Тут у меня перехватило горло, и несколько минут мы молчали.

– Да, ты ж еще не знаешь, – я криво улыбнулся. – От меня бойфренд ушел. Вместо гея-импотента заделался педофилом. А поскольку я давно вышел из нежного и трепетного возраста… короче, гуд бай, май лав.

– Знаю, – вздохнул Жора. – Я сам твоего Генку корректировал. Это как раз ты не знаешь. Готовится поправка к Конституции. Стабильные семьи скоро перестанут считаться социально приемлемыми. Пришла неофициальная разнарядка на район – не больше пятнадцати процентов постоянных связей, независимо от пола и количества супругов. А также возраста и видовой принадлежности.

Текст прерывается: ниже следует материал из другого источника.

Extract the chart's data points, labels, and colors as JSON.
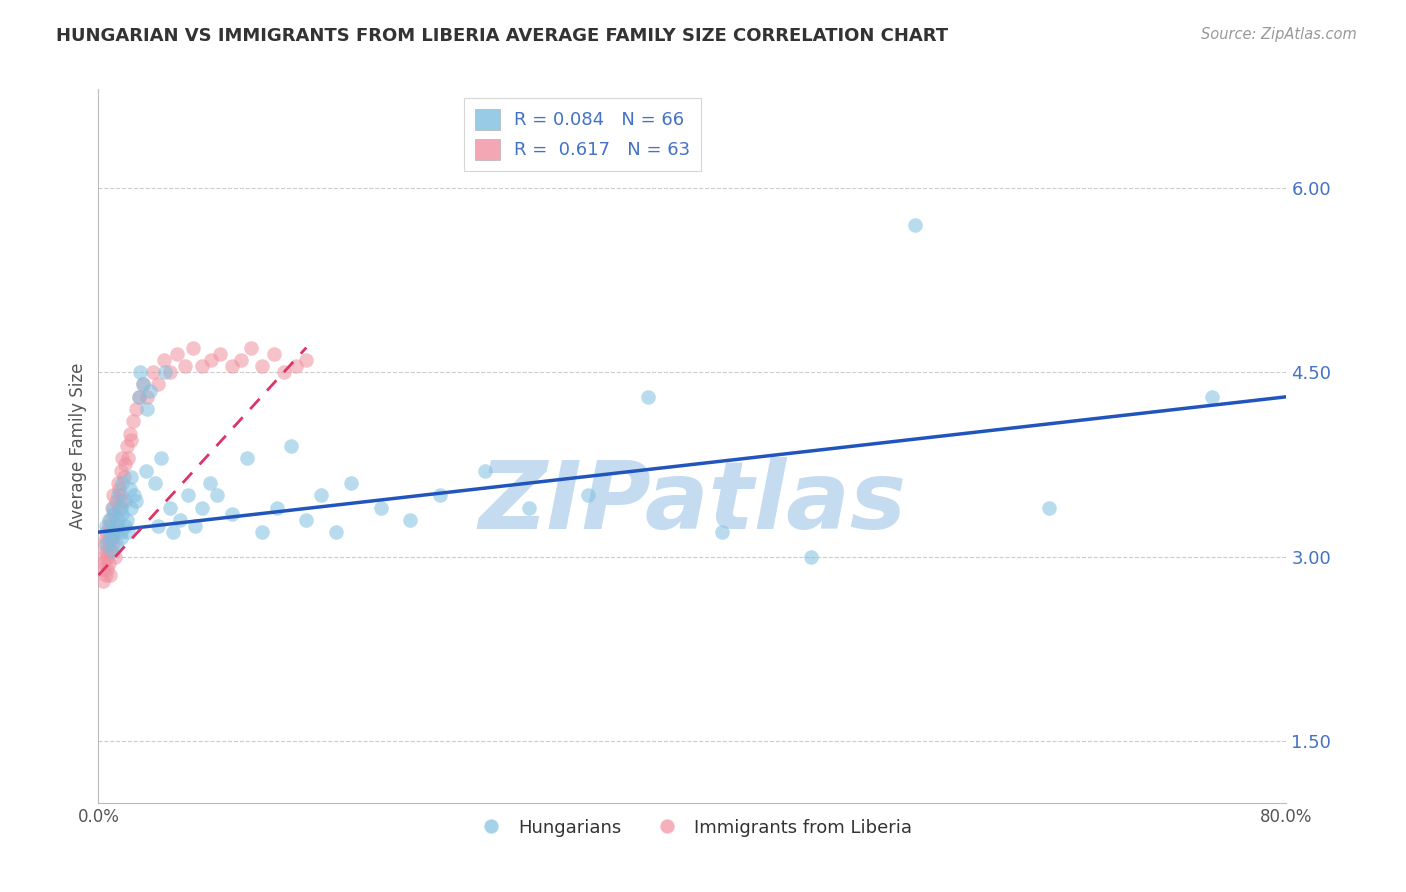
{
  "title": "HUNGARIAN VS IMMIGRANTS FROM LIBERIA AVERAGE FAMILY SIZE CORRELATION CHART",
  "source_text": "Source: ZipAtlas.com",
  "ylabel": "Average Family Size",
  "xlim": [
    0.0,
    0.8
  ],
  "ylim": [
    1.0,
    6.8
  ],
  "yticks": [
    1.5,
    3.0,
    4.5,
    6.0
  ],
  "xticks": [
    0.0,
    0.8
  ],
  "xticklabels": [
    "0.0%",
    "80.0%"
  ],
  "legend_label_blue": "R = 0.084   N = 66",
  "legend_label_pink": "R =  0.617   N = 63",
  "hungarian_color": "#7fbfdf",
  "liberia_color": "#f090a0",
  "hungarian_trend_color": "#2255bb",
  "liberia_trend_color": "#dd3366",
  "watermark": "ZIPatlas",
  "watermark_color": "#c5dcf0",
  "background_color": "#ffffff",
  "grid_color": "#cccccc",
  "hungarian_x": [
    0.005,
    0.005,
    0.007,
    0.008,
    0.008,
    0.009,
    0.01,
    0.01,
    0.01,
    0.012,
    0.012,
    0.013,
    0.013,
    0.015,
    0.015,
    0.015,
    0.016,
    0.016,
    0.018,
    0.018,
    0.019,
    0.02,
    0.021,
    0.022,
    0.022,
    0.024,
    0.025,
    0.027,
    0.028,
    0.03,
    0.032,
    0.033,
    0.035,
    0.038,
    0.04,
    0.042,
    0.045,
    0.048,
    0.05,
    0.055,
    0.06,
    0.065,
    0.07,
    0.075,
    0.08,
    0.09,
    0.1,
    0.11,
    0.12,
    0.13,
    0.14,
    0.15,
    0.16,
    0.17,
    0.19,
    0.21,
    0.23,
    0.26,
    0.29,
    0.33,
    0.37,
    0.42,
    0.48,
    0.55,
    0.64,
    0.75
  ],
  "hungarian_y": [
    3.25,
    3.1,
    3.3,
    3.15,
    3.2,
    3.05,
    3.35,
    3.4,
    3.2,
    3.1,
    3.25,
    3.3,
    3.5,
    3.2,
    3.15,
    3.4,
    3.6,
    3.35,
    3.25,
    3.45,
    3.3,
    3.2,
    3.55,
    3.4,
    3.65,
    3.5,
    3.45,
    4.3,
    4.5,
    4.4,
    3.7,
    4.2,
    4.35,
    3.6,
    3.25,
    3.8,
    4.5,
    3.4,
    3.2,
    3.3,
    3.5,
    3.25,
    3.4,
    3.6,
    3.5,
    3.35,
    3.8,
    3.2,
    3.4,
    3.9,
    3.3,
    3.5,
    3.2,
    3.6,
    3.4,
    3.3,
    3.5,
    3.7,
    3.4,
    3.5,
    4.3,
    3.2,
    3.0,
    5.7,
    3.4,
    4.3
  ],
  "liberia_x": [
    0.003,
    0.003,
    0.003,
    0.004,
    0.004,
    0.005,
    0.005,
    0.005,
    0.005,
    0.006,
    0.006,
    0.007,
    0.007,
    0.007,
    0.008,
    0.008,
    0.008,
    0.009,
    0.009,
    0.01,
    0.01,
    0.01,
    0.011,
    0.011,
    0.012,
    0.012,
    0.013,
    0.013,
    0.014,
    0.014,
    0.015,
    0.015,
    0.016,
    0.016,
    0.017,
    0.018,
    0.019,
    0.02,
    0.021,
    0.022,
    0.023,
    0.025,
    0.027,
    0.03,
    0.033,
    0.037,
    0.04,
    0.044,
    0.048,
    0.053,
    0.058,
    0.064,
    0.07,
    0.076,
    0.082,
    0.09,
    0.096,
    0.103,
    0.11,
    0.118,
    0.125,
    0.133,
    0.14
  ],
  "liberia_y": [
    3.0,
    2.8,
    2.9,
    3.1,
    2.95,
    3.05,
    2.85,
    3.15,
    3.2,
    3.0,
    2.9,
    3.1,
    3.25,
    2.95,
    3.05,
    3.3,
    2.85,
    3.15,
    3.4,
    3.1,
    3.2,
    3.5,
    3.0,
    3.35,
    3.2,
    3.45,
    3.25,
    3.6,
    3.4,
    3.55,
    3.5,
    3.7,
    3.45,
    3.8,
    3.65,
    3.75,
    3.9,
    3.8,
    4.0,
    3.95,
    4.1,
    4.2,
    4.3,
    4.4,
    4.3,
    4.5,
    4.4,
    4.6,
    4.5,
    4.65,
    4.55,
    4.7,
    4.55,
    4.6,
    4.65,
    4.55,
    4.6,
    4.7,
    4.55,
    4.65,
    4.5,
    4.55,
    4.6
  ],
  "hungarian_trend_x": [
    0.0,
    0.8
  ],
  "hungarian_trend_y": [
    3.2,
    4.3
  ],
  "liberia_trend_x": [
    0.0,
    0.14
  ],
  "liberia_trend_y": [
    2.85,
    4.7
  ]
}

– Так что ж ты нас! – Я чуть не закричал, но сдержался. Только кулаки стиснул. – Не мог на ком-нибудь другом отыграться?

– А кого брать? – Доктор посмотрел на меня больными собачьими глазами. – Кого, Вадик? У меня на участке постоянных семей двадцать пять процентов, это же катастрофа! Завотделением в крик, и я его тоже понимаю. Но и ты меня пойми! Вот у меня две девчонки, десять лет вместе, друг без друга жить не могут, все коррекции в комплекте берут – ну, там, садо и мазо, или копрофилия и… ладно, это служебное. Так что мне – их разлучить? А вот еще семейка, там вообще на грани неадаптации, разнополая, трое маленьких детей, все свои собственные… Этих разделить, да?